Zarr
tutorial
More learnings are present in the jupyter notebook
Zarr is a format for the storage of chunked, compressed, N-dimensional arrays inspired by HDF5.
Key things
- Supports in-memory and persistent arrays with no change in the API
- Stores data in chunks, operates on chunks. Can work on large arrays without memory being full.
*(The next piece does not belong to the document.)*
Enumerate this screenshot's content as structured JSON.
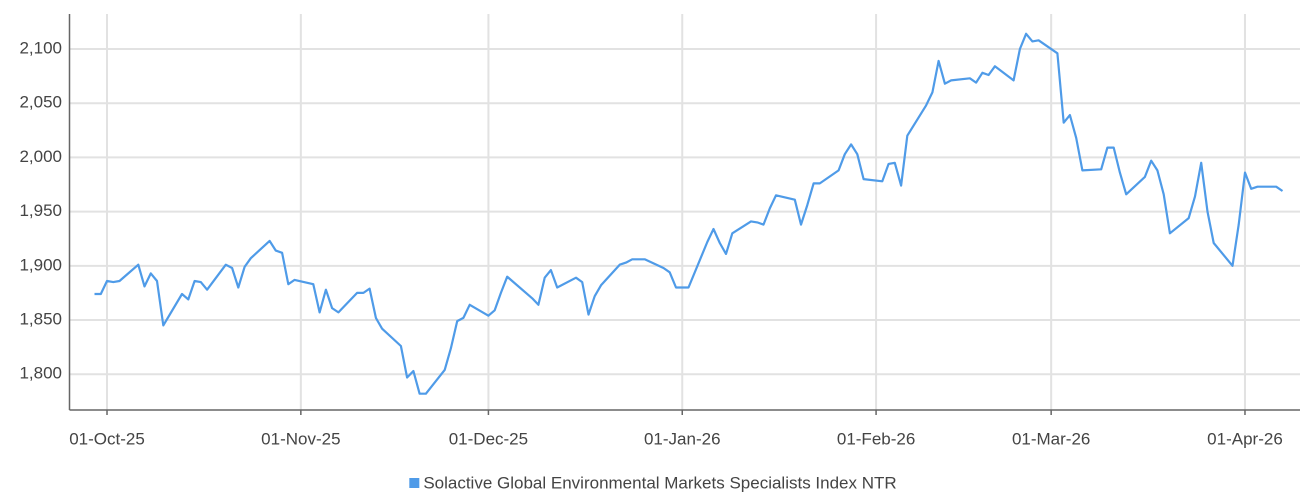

- Zar arrays have their own functions as replacement for commonly used numpy features
- Supports multi-threading and multi-processing
- Supports multiple storage formats e.g. zip, LMDB, Reddis, AWS S3, HDFS
Basic Usage
import zarr
zarr.create() // empty array
zarr.zeros() // zero filled array
zarr.open() // disk persisted empty array
zarr.save() // to save in-memory zar array to disk
zarr.load() // load disk persisted array to memory
Performance
On Ryzen 9 5900X with 64 GB RAM
Data = 1D array of 2^30 64-bit elements, uncompressed size: 8.58 GB
Using 1D data as parquet does not support 2D data
With random data
Using Parquet:
Time to write: 24.9 seconds
Size on disk: 8.3 GB
Notes: Single threaded, written to a single data.parquet file.
Using Zarr:
Time to write: 4.7 seconds
Size of disk: 7.1 GB
Note: Multi threaded with 8 threads, around 200% total CPU usage. Data written to 1024 seperate files (2^20 elements per file)
With sequential data
Using Parquet:
Time to write: 27.7 seconds
Size on disk: 4.3 GB
Notes: Single threaded, written to a single data.parquet file.
Using Zarr:
Time to write: 1.9 seconds
Size of disk: 51MB
Note: Multi threaded with 8 threads, around 200% total CPU usage. Data written to 1024 seperate files (2^20 elements per file)